# Newton's Third Law problem

1. Jan 9, 2008

### Precursor

[SOLVED] Newton's Third Law problem

1. The problem statement, all variables and given/known data
Three boxes, A, B, and C, are positioned next to each other on a horizontal, frictionless surface. An applied force acting on box A causes all the boxes to accelerate at $$1.5m/s^{2}$$. Calculate the force that box B exerts on box A.

2. Relevant equations
$$F_{A on B}= -F_{B on A}$$
F = ma

3. The attempt at a solution
What seems to be the issue is how my teacher solved this problem. What she did is isolate box B and find the $$F_{net}$$ acting on it. This is the calculation she did:

$$F_{net}= F_{A on B} - F_{C on B}$$
$$F_{net}= m_{B}a - (-m_{C}a)$$
$$F_{net}= (10 Kg)(1.5m/s^{2}) + (5.0 Kg)(1.5m/s^{2})$$
$$F_{net}= 23 N$$

Therefore, she says that $$F_{B on A} = 23 N$$.

However, what confused me is the two negative signs she put infront of $$m_{C}a$$. I think only one would suffice to take into consideration that $$F_{C on B}$$ is a negative value, being that its direction is left.

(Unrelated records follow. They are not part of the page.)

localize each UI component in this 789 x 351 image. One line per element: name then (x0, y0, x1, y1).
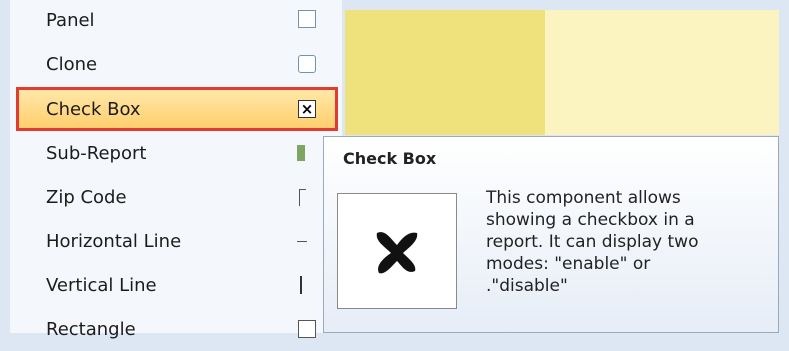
design-area-light (545, 10, 779, 135)
menu-item-label: Zip Code (46, 186, 127, 208)
menu-item-panel[interactable]: Panel (10, 0, 300, 42)
menu-item-label: Check Box (46, 98, 141, 120)
menu-item-clone[interactable]: Clone (10, 42, 300, 86)
menu-item-label: Horizontal Line (46, 230, 182, 252)
menu-item-label: Clone (46, 53, 98, 75)
menu-item-label: Vertical Line (46, 274, 157, 296)
component-tooltip: Check Box This component allows showing … (323, 136, 779, 333)
menu-item-zip-code[interactable]: Zip Code (10, 175, 300, 219)
menu-item-vertical-line[interactable]: Vertical Line (10, 263, 300, 307)
design-area-yellow (345, 10, 545, 135)
menu-item-sub-report[interactable]: Sub-Report (10, 131, 300, 175)
panel-icon (296, 8, 318, 30)
vertical-line-icon (296, 274, 306, 296)
menu-item-rectangle[interactable]: Rectangle (10, 307, 300, 351)
zipcode-icon (296, 186, 308, 208)
rectangle-icon (296, 318, 318, 340)
checkbox-icon: × (296, 98, 318, 120)
menu-item-label: Rectangle (46, 318, 136, 340)
tooltip-title: Check Box (343, 149, 437, 168)
menu-item-horizontal-line[interactable]: Horizontal Line (10, 219, 300, 263)
right-strip (779, 0, 789, 333)
checkmark-icon (337, 193, 457, 309)
clone-icon (296, 53, 318, 75)
menu-item-label: Panel (46, 9, 95, 31)
menu-item-label: Sub-Report (46, 142, 147, 164)
tooltip-description: This component allows showing a checkbox… (486, 188, 699, 296)
horizontal-line-icon (296, 230, 308, 252)
subreport-icon (296, 142, 306, 164)
menu-item-check-box[interactable]: Check Box (10, 87, 300, 131)
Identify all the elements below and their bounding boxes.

I solved this problem taking a different approach. I found $$F_{net}$$ of box B and C, and added them together. Here are my calculations:

$$F_{net}= m_{B}a + m_{C}a$$
$$F_{net}= (10 Kg)(1.5m/s^{2}) + (5.0 Kg)(1.5m/s^{2})$$
$$F_{net}= 23 N$$

Could someone please confirm whether my method of solving the problem is correct or not?​

2. Jan 9, 2008

### Shooting Star

You can find the total force. You know the mass of A. So, you know the force B applies back on A.

3. Jan 9, 2008

### Precursor

I found the total force that box B and C exerted on box A.

4. Jan 9, 2008

### Shooting Star

Why does C have to come into the picture?

F_A = F_net - F_B_on_A =>

M_A*a = M_tot*a - F_B_on_A.

I think this is conceptually the simplest. Ultimately, after algebra, all the methods are the same.

5. Jan 9, 2008

### kamerling

your teacher has $$F_{B on A}$$ pointing in the opposite direction as $$F_{A on B}$$
This is rather confusing. First you need a minus sign in the first formula, because the two forces acting on B now point in opposite directions, and then you need another minus sign in $$F_{C on B}=-m_{C}a$$. It's Easier to have positive=rightwards for all forces and accelerations.
What's worse is that between the first and the second line of her calculations, The meaning of $$F_{net}$$ changes, at first it's the net force on B, but then it's the net force on B and C as you had. It seems she changed her mind in mid-calculation.

Your calculation is ok.​

6. Jan 9, 2008

### Shooting Star

Regardless of the value you have got, why are you calling the sum of the forces on B and C as Fnet(left). Fnet is the force which is making all the boxes go.​

7. Jan 9, 2008

### HallsofIvy

Staff Emeritus
Boxes A, B, and C have total mass 23 kg. If they are acceletated at 1.5 m/s2, the force must F= ma= (23)(1.5)= 34.5 Newtons- and it is exerted upon A directly. A alone has mass 8 kg. In order to accelerate it alone at 1.5m /s2, it must be pushed by a net force of Fnet= (8)(1.5)= 12 Newtons. What force must B be exerting on A?

8. Jan 9, 2008

### Shooting Star

Hi Halls,

That's exactly what I've given in post #4 (without the littersome numericals, of course).

9. Jan 9, 2008

### Precursor

So my mistake was solving for $$F_{net}$$? What if instead I had $$F_{A on B} = 23N$$, and according to Newton's Third Law, $$F_{B on A} = 23N$$?​

10. Jan 9, 2008

### Shooting Star

Would you do it leaving C out of it? Or you just can't give up your method? It happens to all of us.

11. Jan 9, 2008

### Precursor

I suppose your method of solving the problem is easier. It makes me realize just how many ways one can go about solving such problems. Thanks for the help.